1995, l’effetto Tequila e la fine del sogno
Malgrado i numerosi successi e il ritorno in nazionale di Maradona, la svolta liberista dell’Argentina sancisce l’inizio della crisi economica e calcistica. A metà anni Novanta, si attuano in tutto il Paese delle profonde riforme strutturali, tali da modificare le fondamenta dell’intero sistema produttivo e finanziario argentino. Il tutto avviene in tempi molto stretti: «senza anestesia», si dirà. L’obiettivo dichiarato è quello di aprire le economie locali alla competizione internazionale per obbligarle a divenire più efficienti e innovative: dal commercio alla finanza, dal mercato del lavoro alla previdenza sociale, ogni settore viene investito dalla febbre neoliberista.
In un primo momento si cominciano a vedere dei benefici. Il nuovo presidente Carlos Menem riesce a imporre il tasso di cambio peso-dollaro a una quotazione fissa. L’economia cresce dell’1,6% all’anno e il trend negativo del ‘decennio perduto’ pare finalmente mutato. In più, grazie alla nuova stabilità economica, in Argentina comincia ad affluire molto denaro dall’estero.
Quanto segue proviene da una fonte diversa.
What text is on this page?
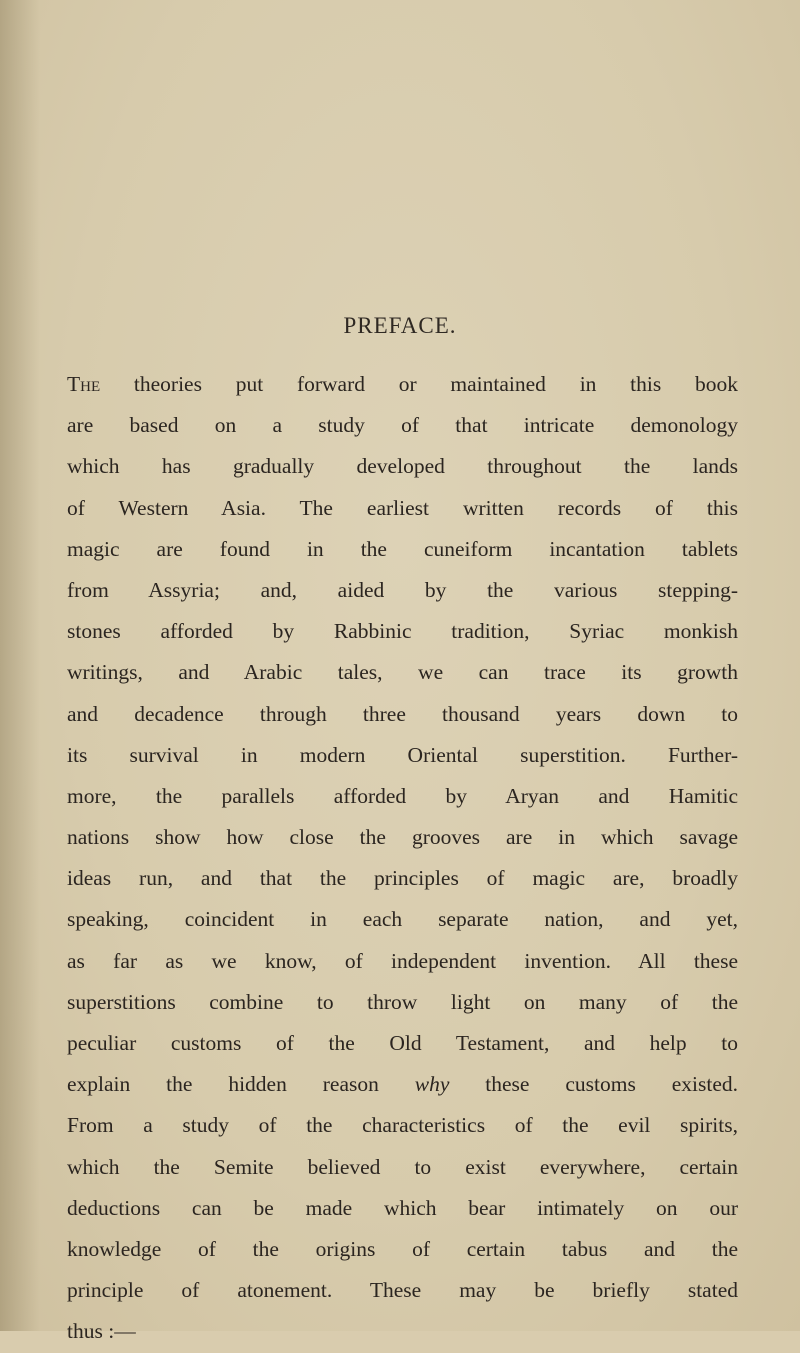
PREFACE.
The theories put forward or maintained in this book
are based on a study of that intricate demonology
which has gradually developed throughout the lands
of Western Asia. The earliest written records of this
magic are found in the cuneiform incantation tablets
from Assyria; and, aided by the various stepping-
stones afforded by Rabbinic tradition, Syriac monkish
writings, and Arabic tales, we can trace its growth
and decadence through three thousand years down to
its survival in modern Oriental superstition. Further-
more, the parallels afforded by Aryan and Hamitic
nations show how close the grooves are in which savage
ideas run, and that the principles of magic are, broadly
speaking, coincident in each separate nation, and yet,
as far as we know, of independent invention. All these
superstitions combine to throw light on many of the
peculiar customs of the Old Testament, and help to
explain the hidden reason why these customs existed.
From a study of the characteristics of the evil spirits,
which the Semite believed to exist everywhere, certain
deductions can be made which bear intimately on our
knowledge of the origins of certain tabus and the
principle of atonement. These may be briefly stated
thus :—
Il Paese entra così ufficialmente a far parte del flusso della globalizzazione: scambi internazionali, diversificazione di merci.
Dopo una manciata di anni, però, il neoliberismo svela il suo volto nascosto. Un’inflazione galoppante rivela che si è agito e investito in maniera incosciente all’interno di un mercato abilmente dopato dall’alto. L’Argentina, insieme a Messico e Brasile, piombano in una drammatica crisi economica a causa di quello che viene definito ‘effetto Tequila’, ovverosia una grave svalutazione della moneta locale.
La crisi definitiva dei bonds
Molti risparmiatori investono allora nei bond, in titoli di debito. Ma sarà proprio l’irresponsabilità del governo, ormai fuori controllo, a causare all’inizio del 2000 la crisi definitiva dei tango bonds.
Terminato il sogno neoliberista, l’Argentina si sveglia in ginocchio, costretta a fare i conti con la realtà. Da Buenos Aires a Cordoba conta migliaia di poveri, una diffusa disoccupazione resa ancora più acuta dalle enormi differenze economiche e sociali tra una città e l’altra.
Il triste, solitario e finale addio di Maradona ai Mondiali del 1994, ancora una volta fermato dal doping, è la copertina perfetta di un romanzo calcistico nazionale che tornerà a regalare le pagine più dolci solo con la futura comparsa di un nuovo protagonista, Lionel Messi.